Everybody loves to buy bargain FTSE stocks, but you have to tread carefully. Some bargains are just too risky. Like these two.
The FirstGroup (LSE: FGP) share price is down more than 13% this morning after it reported a statutory operating loss of £152.7m in the year to 31 March. That starkly reverses last year’s £9.8m profit. Revenues rose 8.8% to £7.75bn. But pre-tax losses nonetheless climbed sharply, from £97.9m last year to a hefty £299.6m.
The FTSE 250-listed bus and rail operator, which operates in the UK and US, blamed losses on a North American self-insurance provision, Greyhound impairment charges, restructuring and reorganisation costs and, of course, Covid-19.

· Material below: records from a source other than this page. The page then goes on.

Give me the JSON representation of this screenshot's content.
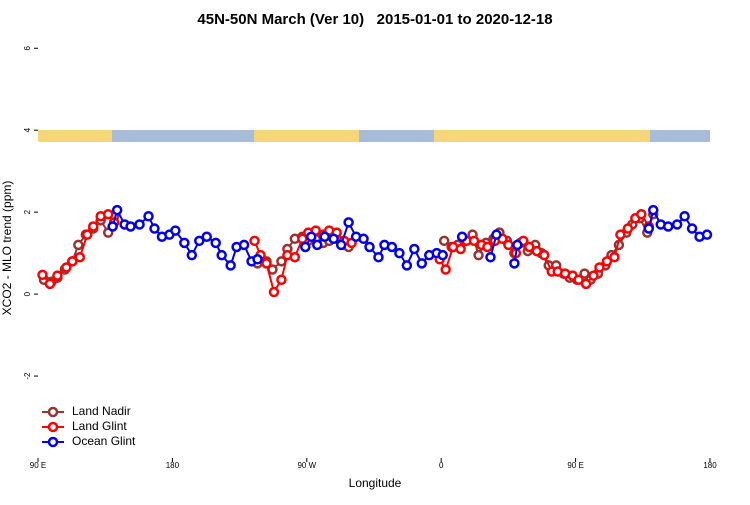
{
  "chart_data": {
    "type": "line",
    "title": "45N-50N March (Ver 10)   2015-01-01 to 2020-12-18",
    "x_label": "Longitude",
    "y_label": "XCO2 - MLO trend (ppm)",
    "xlim": [
      90,
      540
    ],
    "ylim": [
      -4,
      6.25
    ],
    "xticks": [
      {
        "value": 90,
        "label": "90 E"
      },
      180,
      {
        "value": 270,
        "label": "90 W"
      },
      {
        "value": 360,
        "label": "0"
      },
      {
        "value": 450,
        "label": "90 E"
      },
      {
        "value": 540,
        "label": "180"
      }
    ],
    "yticks": [
      -2,
      0,
      2,
      4,
      6
    ],
    "legend": "bottom-left",
    "series": [
      {
        "name": "Land Nadir",
        "color": "#993333",
        "x": [
          94,
          99,
          103,
          108,
          113,
          117,
          122,
          127,
          132,
          137,
          141,
          null,
          237,
          243,
          247,
          253,
          257,
          262,
          267,
          271,
          276,
          281,
          285,
          290,
          295,
          298,
          null,
          362,
          367,
          371,
          376,
          381,
          385,
          390,
          395,
          399,
          404,
          409,
          413,
          418,
          423,
          427,
          432,
          437,
          442,
          446,
          451,
          456,
          460,
          465,
          470,
          474,
          479,
          484,
          488,
          493,
          498,
          502
        ],
        "values": [
          0.35,
          0.3,
          0.4,
          0.6,
          0.8,
          1.2,
          1.45,
          1.6,
          1.8,
          1.5,
          1.9,
          null,
          0.75,
          0.8,
          0.6,
          0.8,
          1.1,
          1.35,
          1.4,
          1.3,
          1.35,
          1.25,
          1.3,
          1.35,
          1.2,
          1.15,
          null,
          1.3,
          1.15,
          1.2,
          1.3,
          1.45,
          0.95,
          1.25,
          1.35,
          1.5,
          1.3,
          1.0,
          1.25,
          1.05,
          1.2,
          1.0,
          0.7,
          0.7,
          0.5,
          0.4,
          0.35,
          0.5,
          0.35,
          0.5,
          0.7,
          0.95,
          1.2,
          1.5,
          1.7,
          1.85,
          1.5,
          1.95
        ]
      },
      {
        "name": "Land Glint",
        "color": "#ff0000",
        "x": [
          93,
          98,
          103,
          109,
          113,
          118,
          123,
          127,
          132,
          137,
          141,
          null,
          235,
          239,
          243,
          248,
          253,
          257,
          262,
          267,
          271,
          276,
          281,
          285,
          290,
          295,
          300,
          null,
          359,
          363,
          368,
          373,
          377,
          382,
          387,
          391,
          396,
          401,
          405,
          410,
          415,
          419,
          424,
          429,
          434,
          438,
          443,
          448,
          452,
          457,
          462,
          466,
          471,
          476,
          480,
          485,
          490,
          494,
          499
        ],
        "values": [
          0.47,
          0.25,
          0.45,
          0.65,
          0.8,
          0.9,
          1.45,
          1.65,
          1.9,
          1.95,
          1.75,
          null,
          1.3,
          0.95,
          0.75,
          0.05,
          0.35,
          0.95,
          0.9,
          1.35,
          1.5,
          1.55,
          1.45,
          1.55,
          1.5,
          1.3,
          1.25,
          null,
          0.85,
          0.6,
          1.15,
          1.1,
          1.3,
          1.3,
          1.2,
          1.15,
          1.3,
          1.35,
          1.2,
          1.0,
          1.3,
          1.15,
          1.05,
          0.95,
          0.55,
          0.55,
          0.5,
          0.45,
          0.35,
          0.25,
          0.45,
          0.65,
          0.8,
          0.9,
          1.45,
          1.6,
          1.85,
          1.95,
          1.65
        ]
      },
      {
        "name": "Ocean Glint",
        "color": "#0000ee",
        "x": [
          140,
          143,
          148,
          152,
          158,
          164,
          168,
          173,
          178,
          182,
          188,
          193,
          198,
          203,
          209,
          213,
          219,
          223,
          228,
          233,
          237,
          null,
          269,
          273,
          277,
          282,
          288,
          293,
          298,
          303,
          308,
          312,
          318,
          322,
          327,
          332,
          337,
          342,
          347,
          352,
          357,
          361,
          null,
          374,
          null,
          393,
          397,
          null,
          409,
          411,
          null,
          499,
          502,
          507,
          512,
          518,
          523,
          528,
          533,
          538
        ],
        "values": [
          1.65,
          2.05,
          1.7,
          1.65,
          1.7,
          1.9,
          1.6,
          1.4,
          1.45,
          1.55,
          1.25,
          0.95,
          1.3,
          1.4,
          1.25,
          0.95,
          0.7,
          1.15,
          1.2,
          0.8,
          0.85,
          null,
          1.15,
          1.4,
          1.2,
          1.4,
          1.35,
          1.2,
          1.75,
          1.4,
          1.35,
          1.15,
          0.9,
          1.2,
          1.15,
          1.0,
          0.7,
          1.1,
          0.75,
          0.95,
          1.0,
          0.95,
          null,
          1.4,
          null,
          0.9,
          1.45,
          null,
          0.75,
          1.2,
          null,
          1.6,
          2.05,
          1.7,
          1.65,
          1.7,
          1.9,
          1.6,
          1.4,
          1.45
        ]
      }
    ]
  }
}
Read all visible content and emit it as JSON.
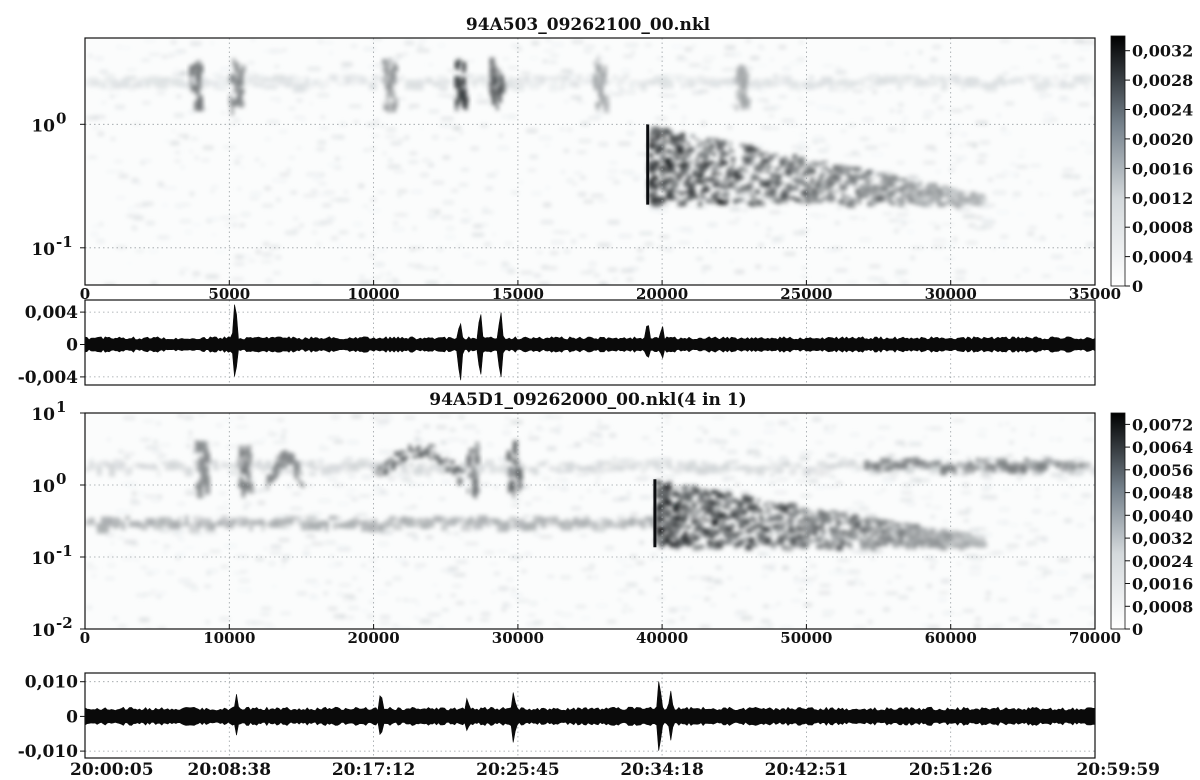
{
  "chart_data": [
    {
      "type": "heatmap",
      "title": "94A503_09262100_00.nkl",
      "xlim": [
        0,
        35000
      ],
      "x_ticks": [
        "0",
        "5000",
        "10000",
        "15000",
        "20000",
        "25000",
        "30000",
        "35000"
      ],
      "x_tick_values": [
        0,
        5000,
        10000,
        15000,
        20000,
        25000,
        30000,
        35000
      ],
      "y_scale": "log",
      "ylim": [
        0.05,
        5
      ],
      "y_ticks": [
        {
          "base": "10",
          "exp": "0",
          "value": 1
        },
        {
          "base": "10",
          "exp": "-1",
          "value": 0.1
        }
      ],
      "colorbar": {
        "range": [
          0,
          0.0034
        ],
        "ticks": [
          "0,0032",
          "0,0028",
          "0,0024",
          "0,0020",
          "0,0016",
          "0,0012",
          "0,0008",
          "0,0004",
          "0"
        ],
        "tick_values": [
          0.0032,
          0.0028,
          0.0024,
          0.002,
          0.0016,
          0.0012,
          0.0008,
          0.0004,
          0
        ],
        "colormap": "white-to-black"
      },
      "bands": [
        {
          "feature": "background band near 2",
          "x_start": 0,
          "x_end": 35000,
          "y_center": 2.0,
          "level": 0.0004
        },
        {
          "feature": "burst",
          "x": 3800,
          "y_center": 2.0,
          "level": 0.0018
        },
        {
          "feature": "burst",
          "x": 5200,
          "y_center": 2.0,
          "level": 0.0016
        },
        {
          "feature": "burst",
          "x": 10500,
          "y_center": 2.0,
          "level": 0.0015
        },
        {
          "feature": "burst",
          "x": 13000,
          "y_center": 2.0,
          "level": 0.0026
        },
        {
          "feature": "burst",
          "x": 14200,
          "y_center": 2.0,
          "level": 0.0022
        },
        {
          "feature": "burst",
          "x": 17800,
          "y_center": 2.0,
          "level": 0.0012
        },
        {
          "feature": "burst",
          "x": 22700,
          "y_center": 2.0,
          "level": 0.0012
        },
        {
          "feature": "decaying event",
          "x_start": 19500,
          "x_end": 31000,
          "y_from": 1.0,
          "y_to": 0.28,
          "level": 0.0032
        }
      ]
    },
    {
      "type": "line",
      "x_start": 0,
      "x_end": 35000,
      "ylim": [
        -0.005,
        0.0055
      ],
      "y_ticks": [
        "0,004",
        "0",
        "-0,004"
      ],
      "y_tick_values": [
        0.004,
        0,
        -0.004
      ],
      "envelope": {
        "baseline_amplitude": 0.0008,
        "spikes": [
          {
            "x": 5200,
            "max": 0.0062,
            "min": -0.0046
          },
          {
            "x": 13000,
            "max": 0.0032,
            "min": -0.0052
          },
          {
            "x": 13700,
            "max": 0.0045,
            "min": -0.004
          },
          {
            "x": 14400,
            "max": 0.0044,
            "min": -0.0048
          },
          {
            "x": 19500,
            "max": 0.0031,
            "min": -0.002
          },
          {
            "x": 20000,
            "max": 0.0026,
            "min": -0.0018
          }
        ]
      }
    },
    {
      "type": "heatmap",
      "title": "94A5D1_09262000_00.nkl(4 in 1)",
      "xlim": [
        0,
        70000
      ],
      "x_ticks": [
        "0",
        "10000",
        "20000",
        "30000",
        "40000",
        "50000",
        "60000",
        "70000"
      ],
      "x_tick_values": [
        0,
        10000,
        20000,
        30000,
        40000,
        50000,
        60000,
        70000
      ],
      "y_scale": "log",
      "ylim": [
        0.01,
        10
      ],
      "y_ticks": [
        {
          "base": "10",
          "exp": "1",
          "value": 10
        },
        {
          "base": "10",
          "exp": "0",
          "value": 1
        },
        {
          "base": "10",
          "exp": "-1",
          "value": 0.1
        },
        {
          "base": "10",
          "exp": "-2",
          "value": 0.01
        }
      ],
      "colorbar": {
        "range": [
          0,
          0.0076
        ],
        "ticks": [
          "0,0072",
          "0,0064",
          "0,0056",
          "0,0048",
          "0,0040",
          "0,0032",
          "0,0024",
          "0,0016",
          "0,0008",
          "0"
        ],
        "tick_values": [
          0.0072,
          0.0064,
          0.0056,
          0.0048,
          0.004,
          0.0032,
          0.0024,
          0.0016,
          0.0008,
          0
        ],
        "colormap": "white-to-black"
      },
      "bands": [
        {
          "feature": "background band near 1.5",
          "x_start": 0,
          "x_end": 70000,
          "y_center": 1.5,
          "level": 0.0012
        },
        {
          "feature": "band near 0.25",
          "x_start": 0,
          "x_end": 40000,
          "y_center": 0.25,
          "level": 0.0024
        },
        {
          "feature": "burst",
          "x": 8000,
          "y_center": 1.6,
          "level": 0.0035
        },
        {
          "feature": "burst",
          "x": 11000,
          "y_center": 1.5,
          "level": 0.004
        },
        {
          "feature": "arc",
          "x_start": 12500,
          "x_end": 15000,
          "y_center": 1.7,
          "level": 0.0035
        },
        {
          "feature": "arc",
          "x_start": 20000,
          "x_end": 26000,
          "y_center": 2.2,
          "level": 0.0045
        },
        {
          "feature": "burst",
          "x": 26700,
          "y_center": 1.6,
          "level": 0.004
        },
        {
          "feature": "burst",
          "x": 29600,
          "y_center": 1.6,
          "level": 0.0045
        },
        {
          "feature": "decaying event",
          "x_start": 39500,
          "x_end": 62000,
          "y_from": 1.2,
          "y_to": 0.2,
          "level": 0.007
        },
        {
          "feature": "band",
          "x_start": 54000,
          "x_end": 69000,
          "y_center": 1.6,
          "level": 0.004
        }
      ]
    },
    {
      "type": "line",
      "x_start": 0,
      "x_end": 70000,
      "ylim": [
        -0.012,
        0.0125
      ],
      "y_ticks": [
        "0,010",
        "0",
        "-0,010"
      ],
      "y_tick_values": [
        0.01,
        0,
        -0.01
      ],
      "time_ticks": [
        "20:00:05",
        "20:08:38",
        "20:17:12",
        "20:25:45",
        "20:34:18",
        "20:42:51",
        "20:51:26",
        "20:59:59"
      ],
      "envelope": {
        "baseline_amplitude": 0.0022,
        "spikes": [
          {
            "x": 10500,
            "max": 0.0065,
            "min": -0.0055
          },
          {
            "x": 20500,
            "max": 0.0075,
            "min": -0.0065
          },
          {
            "x": 26500,
            "max": 0.0055,
            "min": -0.0045
          },
          {
            "x": 29700,
            "max": 0.0078,
            "min": -0.0082
          },
          {
            "x": 39800,
            "max": 0.0118,
            "min": -0.0115
          },
          {
            "x": 40600,
            "max": 0.0085,
            "min": -0.0075
          }
        ]
      }
    }
  ]
}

Bargain FTSE stocks I’d avoid
Although the pandemic only affected the end of the year, it still cut average passenger volumes by around 90% by the end of March, with international lockdowns in place and the North American schools it serves closed.
Chief executive Matthew Gregory said guidance for this financial year is simply “not possible” as travel volumes have “reduced very substantially.” As the US struggles with the first wave of coronavirus infections, that looks set to continue.
Gregory says FirstGroup’s long-term fundamentals remain “sound.” It has fiscal and contractual support for running essential services during the pandemic, but admits to “material uncertainty as to the continuation of these measures.” It also has committed undrawn liquidity of around £850m at the end of June.
The FirstGroup share price looks like a FTSE bargain, trading almost 70% below its pre-pandemic peak. But the road to recovery looks too long, bumpy and fraught with potholes for me. Plans to sell its North American operations could stall, given current uncertainties. Investors are selling. I’m not buying.
I wouldn’t buy this share either
Now here’s a bargain FTSE 100 stock I’d love to buy, but won’t. Coincidentally, insurer Prudential (LSE: PRU) is also looking to reduce its US exposure, to concentrate its firepower on Asia instead. It’s selling a stake of it US arm Jackson to Athene Holding for $500m. Athene will also reinsure a $27.6bn portfolio of annuity liabilities.
Prudential has already backed away of the UK, selling UK fund management arm M&G and £12bn of its UK annuity portfolio. Trading at less than nine times earnings, this stock looks like a classic FTSE 100 bargain. But here’s why I wouldn’t buy it.
The Prudential share price remains vulnerable to political uncertainty in Asia, as China cracks down on Hong Kong democracy. That’s a problem, given that revenues from the territory make up a third of sales. Locals have been buying less insurance while China-based customers have stayed away, due to fear of hostility towards mainlanders.
On Monday, I warned against investing in Asia-focused banks HSBC Holdings and Standard Chartered. This morning, shares in HSBC plunged on reports that the White House may undermine the peg between the Hong Kong and US dollars.
This added layer of uncertainty means I wouldn’t buy Prudential either. Shame. Otherwise it looks like a top FTSE 100 bargain.